孟杉面对盛德怒意,只能十分诚恳的认错,“德安我错了,我怎么知道鹦鹉不能吃樱桃。”
“我又不是学医的,况且德安你学的是人医,又不是兽医。”
盛德安:“我虽说不是兽医,但人医和兽医有很多共同之处。”
孟杉:“德安,我想问你件事儿。”
盛德安:“什么事儿?”
孟杉“你有喜欢的人吗?”
此时盛德安心中在想他不知道我喜欢他吗?这人多蠢呐!还问我心里没点数吗?一天天的老撩我。算了逗逗他吧
他半开玩笑的说:“暂时还没有,不过也快了。”
“哦,他是个什么样的人?”
盛德安眼中含笑,说道:“我喜欢的人,有些憨,有些蠢,他做事能让我气的够呛。但是挺讲义气,长得很清秀是个不可多得的美人,武功很了得。上得战场,下得厨房。”
此时孟杉心里有些落寞,没想到这人,这么好啊。
同时又疑惑完了,半路被截胡了,谁抢我的人?
不死心的问,“那人是谁?”
盛德安含着笑说:“是,孟毅洺。”
“哦,”
后知后觉才意识到,毅洺正是自己的表字
“什么?”
“我?”
“安德,玩笑不好玩,你开玩笑的吧?”
见他这副紧张的样子,德安问,“你紧张什么?”
因为他觉得他恶心,怎么会觉得两个男人可以在一起?心中有些隐隐作痛,很是难受的问“我知道很荒谬,但我没开玩笑。”

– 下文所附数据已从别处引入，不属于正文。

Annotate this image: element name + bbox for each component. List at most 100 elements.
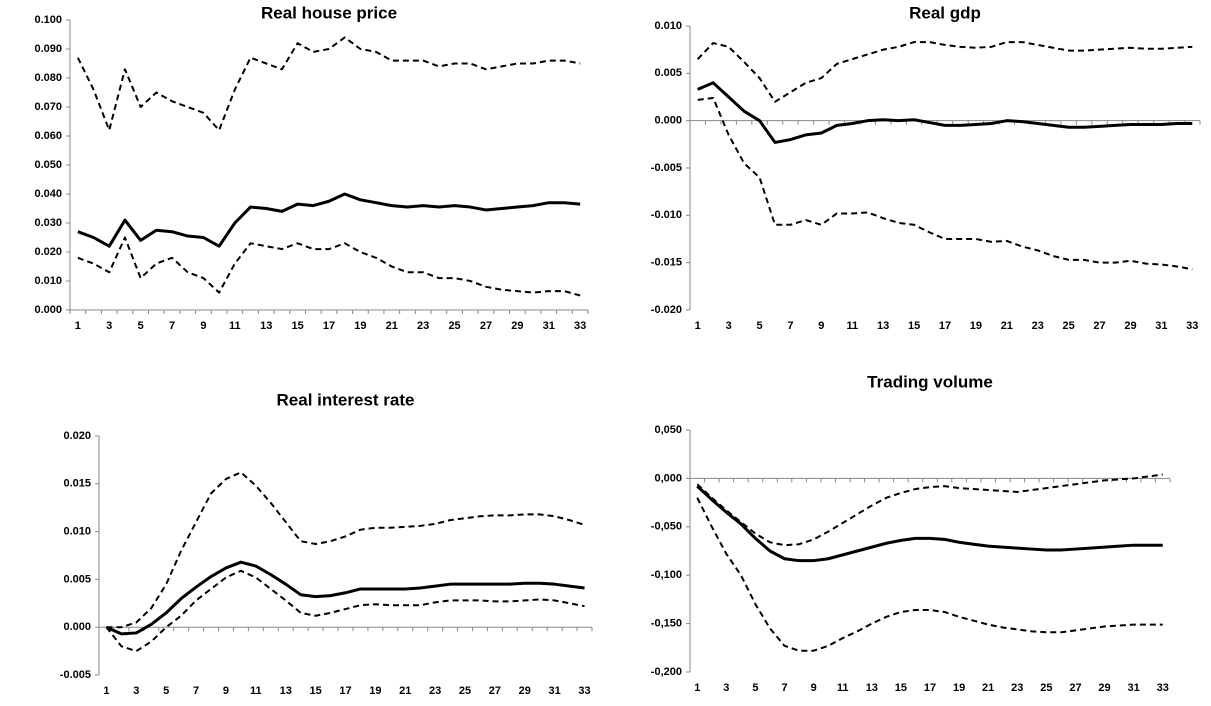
y-tick-label: -0,100 [651,569,682,581]
x-tick-label: 19 [354,320,366,332]
y-tick-label: 0.090 [34,43,62,55]
x-tick-label: 17 [939,320,951,332]
y-tick-label: 0.015 [63,478,91,490]
x-tick-label: 17 [323,320,335,332]
x-tick-label: 19 [953,682,965,694]
x-tick-label: 7 [787,320,793,332]
series-line [106,471,585,629]
series-line [697,96,1193,271]
x-tick-label: 9 [811,682,817,694]
y-tick-label: -0.005 [60,669,91,681]
y-tick-label: 0.010 [654,20,682,32]
series-line [77,192,581,248]
x-tick-label: 15 [291,320,303,332]
x-tick-label: 27 [489,685,501,697]
series-line [697,81,1193,144]
y-tick-label: 0.050 [34,159,62,171]
x-tick-label: 15 [895,682,907,694]
x-tick-label: 29 [1098,682,1110,694]
y-tick-label: 0,050 [654,424,682,436]
x-tick-label: 17 [339,685,351,697]
chart-panel: Real house price 0.000 0.010 0.020 0.030 0.04… [34,3,589,332]
x-tick-label: 9 [200,320,206,332]
chart-title: Real interest rate [277,390,415,409]
y-tick-label: 0.000 [34,304,62,316]
x-tick-label: 29 [1124,320,1136,332]
x-tick-label: 9 [818,320,824,332]
series-line [77,236,581,297]
x-tick-label: 5 [752,682,758,694]
x-tick-label: 5 [138,320,144,332]
series-line [696,473,1163,547]
x-tick-label: 11 [229,320,241,332]
chart-title: Real house price [261,3,397,22]
x-tick-label: 21 [982,682,994,694]
x-tick-label: 33 [1157,682,1169,694]
series-line [105,560,585,636]
x-tick-label: 3 [723,682,729,694]
x-tick-label: 3 [133,685,139,697]
x-tick-label: 21 [1001,320,1013,332]
y-tick-label: -0.015 [651,257,682,269]
x-tick-label: 11 [846,320,858,332]
x-tick-label: 33 [574,320,586,332]
x-tick-label: 9 [223,685,229,697]
x-tick-label: 29 [519,685,531,697]
x-tick-label: 31 [543,320,555,332]
y-tick-label: 0.010 [63,526,91,538]
x-tick-label: 19 [970,320,982,332]
y-tick-label: -0,150 [651,618,682,630]
x-tick-label: 25 [1040,682,1052,694]
x-tick-label: 5 [163,685,169,697]
x-tick-label: 7 [781,682,787,694]
series-line [76,36,581,132]
y-tick-label: 0.030 [34,217,62,229]
y-tick-label: -0.005 [651,162,682,174]
x-tick-label: 25 [459,685,471,697]
x-tick-label: 31 [549,685,561,697]
x-tick-label: 1 [695,320,701,332]
x-tick-label: 3 [726,320,732,332]
x-tick-label: 13 [260,320,272,332]
y-tick-label: -0.020 [651,304,682,316]
x-tick-label: 27 [1069,682,1081,694]
y-tick-label: 0.070 [34,101,62,113]
x-tick-label: 25 [448,320,460,332]
x-tick-label: 5 [756,320,762,332]
x-tick-label: 21 [386,320,398,332]
y-tick-label: -0.010 [651,209,682,221]
x-tick-label: 7 [169,320,175,332]
y-tick-label: 0.080 [34,72,62,84]
y-tick-label: 0.060 [34,130,62,142]
x-tick-label: 23 [417,320,429,332]
x-tick-label: 1 [694,682,700,694]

盛安德的声音委委屈屈,凄凄惨惨戚戚。“如果你接受不了,你可以走。以后我们就当从未认识过吧。”
他做事正要走,孟杉岂能让他走,抓住他的手腕,用力一带,揽入怀中。冲着他的嘴唇一吻亲了过去。
这一吻很青涩,但侵略性极强,简直要把德安的嘴唇含入口中吃掉,吻的他整个人都软了下来,身子软绵绵的,正要向后倒,但被孟杉及时捞住了腰才防止他倒了下去。
孟杉凑近他的耳边,声音酥麻撩人
“放心,这儿没人。”
“你看现在气氛这么好。”
“我就问一句,做不做?”
盛德安看着自己日思夜想,都想亲的那张清秀的脸,也起了色心,想都没想就答应了
“做,谁先喊停谁是狗。”
孟杉见他这副样子笑了一声,说:“哈,可是你说的。”
二人宽衣解带,准备干正事儿。
但是孟杉的……把德安吓了一跳,此时他心中在想
这大过头了吧?
后悔来得及吗?
狗就狗吧。
孟杉见德安呆愣在原地,赶忙催促道:
“愣着干什么?”
“来呀,谁刚才那么横的?”
盛德安整个人被吓蒙了,嘴里挤出一句,“来什么?”
孟杉突然意识到什么怀疑的问:“难道你,不会?”
“行,你不会。”
“我来。”
盛德安:“别……”
一旁背着链子拴着的狗狗,此时心里在想这俩人真不礼貌,能把我的链子弄下来吗?你们两个搁这儿打架,能不能顾虑一下我。”